On Thursday evening, October 6, MIT celebrated over 30 years of the strange and marvelous experimental fiction by the Chinese avant-garde writer Can Xue. Can Xue (which translates as the dirty snow that refuses to melt) is recognized as one of the most experimental writers in the world.

 

Helen Lee, director of Women’s and Gender Studies, introduced the “re-Vision Women Writers Reading Series.” Min-Min Liang, from Global Studies and Languages Section, introduced Can Xue. The guest writers, Porochista Khakpour and John Donatich, and Can Xue each read sections of Can Xue’s work, followed by a lively Q&A in which the audience interacted directly with Can Xue.

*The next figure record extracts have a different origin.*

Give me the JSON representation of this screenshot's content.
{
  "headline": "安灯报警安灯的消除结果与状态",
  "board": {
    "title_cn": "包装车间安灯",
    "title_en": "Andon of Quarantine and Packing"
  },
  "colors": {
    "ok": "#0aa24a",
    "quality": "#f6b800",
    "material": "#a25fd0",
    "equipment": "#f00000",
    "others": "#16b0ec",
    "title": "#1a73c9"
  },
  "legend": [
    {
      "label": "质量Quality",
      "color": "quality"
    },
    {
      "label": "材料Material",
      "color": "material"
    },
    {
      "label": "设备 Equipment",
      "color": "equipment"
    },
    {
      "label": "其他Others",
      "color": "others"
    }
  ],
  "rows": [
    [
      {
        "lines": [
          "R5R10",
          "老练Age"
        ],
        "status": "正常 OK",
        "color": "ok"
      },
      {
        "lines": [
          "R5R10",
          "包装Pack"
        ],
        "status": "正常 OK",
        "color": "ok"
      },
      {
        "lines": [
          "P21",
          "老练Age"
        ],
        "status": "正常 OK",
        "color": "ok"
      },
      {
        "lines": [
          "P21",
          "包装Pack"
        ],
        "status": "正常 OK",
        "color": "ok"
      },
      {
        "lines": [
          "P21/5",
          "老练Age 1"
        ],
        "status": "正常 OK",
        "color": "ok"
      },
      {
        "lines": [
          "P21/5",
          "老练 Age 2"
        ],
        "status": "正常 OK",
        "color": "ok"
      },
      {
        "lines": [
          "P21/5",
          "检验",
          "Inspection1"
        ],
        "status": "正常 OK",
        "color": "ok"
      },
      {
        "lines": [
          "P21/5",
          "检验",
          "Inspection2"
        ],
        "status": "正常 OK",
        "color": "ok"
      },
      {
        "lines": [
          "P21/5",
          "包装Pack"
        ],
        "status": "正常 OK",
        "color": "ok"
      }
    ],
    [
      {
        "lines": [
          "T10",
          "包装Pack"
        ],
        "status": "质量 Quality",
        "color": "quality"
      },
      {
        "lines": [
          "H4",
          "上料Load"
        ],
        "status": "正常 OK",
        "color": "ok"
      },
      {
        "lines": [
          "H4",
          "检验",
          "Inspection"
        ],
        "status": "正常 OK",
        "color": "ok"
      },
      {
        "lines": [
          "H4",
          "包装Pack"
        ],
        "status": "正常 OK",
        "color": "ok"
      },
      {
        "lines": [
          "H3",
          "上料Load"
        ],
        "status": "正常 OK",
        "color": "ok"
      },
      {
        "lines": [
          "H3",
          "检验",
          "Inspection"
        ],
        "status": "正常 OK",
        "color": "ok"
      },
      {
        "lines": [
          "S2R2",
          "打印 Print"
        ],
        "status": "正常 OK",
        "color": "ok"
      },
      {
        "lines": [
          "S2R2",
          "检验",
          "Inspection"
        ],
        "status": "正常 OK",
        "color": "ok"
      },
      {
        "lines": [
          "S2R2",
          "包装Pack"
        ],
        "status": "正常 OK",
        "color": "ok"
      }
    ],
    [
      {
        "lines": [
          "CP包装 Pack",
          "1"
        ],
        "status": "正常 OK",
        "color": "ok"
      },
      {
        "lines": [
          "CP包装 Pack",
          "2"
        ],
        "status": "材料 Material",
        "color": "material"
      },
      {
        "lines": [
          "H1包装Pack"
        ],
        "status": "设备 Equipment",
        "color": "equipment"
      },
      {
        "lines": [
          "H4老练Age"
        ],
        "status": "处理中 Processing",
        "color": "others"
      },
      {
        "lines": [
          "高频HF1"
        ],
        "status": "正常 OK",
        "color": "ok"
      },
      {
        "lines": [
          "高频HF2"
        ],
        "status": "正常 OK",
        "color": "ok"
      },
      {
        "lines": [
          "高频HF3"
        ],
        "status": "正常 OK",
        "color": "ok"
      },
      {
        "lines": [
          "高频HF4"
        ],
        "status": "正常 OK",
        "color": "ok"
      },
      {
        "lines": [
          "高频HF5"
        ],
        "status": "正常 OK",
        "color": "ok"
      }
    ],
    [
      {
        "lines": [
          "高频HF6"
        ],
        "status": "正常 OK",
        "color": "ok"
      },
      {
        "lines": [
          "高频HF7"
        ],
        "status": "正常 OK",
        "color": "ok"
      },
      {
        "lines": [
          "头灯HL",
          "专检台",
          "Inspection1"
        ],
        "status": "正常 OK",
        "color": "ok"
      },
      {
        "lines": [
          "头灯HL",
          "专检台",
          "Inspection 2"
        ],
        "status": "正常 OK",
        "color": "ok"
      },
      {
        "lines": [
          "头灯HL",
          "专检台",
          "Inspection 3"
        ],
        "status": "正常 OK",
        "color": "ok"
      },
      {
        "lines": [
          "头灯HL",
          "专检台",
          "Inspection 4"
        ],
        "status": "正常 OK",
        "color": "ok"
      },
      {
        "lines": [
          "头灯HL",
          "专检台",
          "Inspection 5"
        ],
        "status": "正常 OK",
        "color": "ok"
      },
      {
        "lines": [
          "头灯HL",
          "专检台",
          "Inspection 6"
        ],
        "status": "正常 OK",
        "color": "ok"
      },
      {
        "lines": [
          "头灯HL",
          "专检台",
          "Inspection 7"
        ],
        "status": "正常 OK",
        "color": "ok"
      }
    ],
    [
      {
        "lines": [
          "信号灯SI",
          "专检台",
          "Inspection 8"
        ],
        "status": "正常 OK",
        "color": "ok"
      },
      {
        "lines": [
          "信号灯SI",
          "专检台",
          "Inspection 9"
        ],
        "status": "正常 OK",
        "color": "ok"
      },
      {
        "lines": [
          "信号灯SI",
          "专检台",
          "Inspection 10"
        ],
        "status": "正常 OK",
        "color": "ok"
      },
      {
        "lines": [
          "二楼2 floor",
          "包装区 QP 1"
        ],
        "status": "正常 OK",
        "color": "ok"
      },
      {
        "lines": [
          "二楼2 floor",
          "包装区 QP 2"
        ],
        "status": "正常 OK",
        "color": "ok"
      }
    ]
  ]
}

The event, which was hosted by Global Studies and Languages Department, was also part of the “re-Vision Women Writers Reading Series,” presented by MIT’s Women’s and Gender Studies and Pen New England; and the MIT Talk series sponsored by the Chinese Students and Scholars Association. The event came about by the combined efforts of many sponsors, including MIT Global Studies and Languages, Women’s and Gender Studies, PEN New England, the Office of the Associate Provost, Literature at MIT, the MIT Libraries, and the Chinese Students and Scholars Association. It was also funded in part by the Council for the Arts at MIT. The event was organized by Min-Min Liang, Chinese Lecturer at Global Studies and Languages department, and Jonathan Griffith, Assistant Director of the MIT-SUTD Collaboration. More than 100 people from MIT community and other communities from the greater Boston area packed an overflow room to see and interact with this well-known Chinese writer who has been uncompromising in her writing and her art for more than thirty years.

Can Xue began to write in the early 1980s. She describes her works as “soul literature” or “life literature.” Born in 1953 in Changsha City Hunan Province China, Can Xue is the author of many short works of fiction, novels and volumes of literary criticism. Seven of her works have been published in English, including her novel The last Lover (Yale University Press, 2014), the winner of the prestigious 2015 Best Translated Book Award for Fiction. She is also the finalist for the 24th Neustadt Prize for Literature, America’s most important literary prize for international writers. Joining to celebrate Can Xue were Porochista Khakpour, author of The Last Illusion and Writer in Residence at Bard College, and John Donatich, author of The Variations and Director of Yale University Press.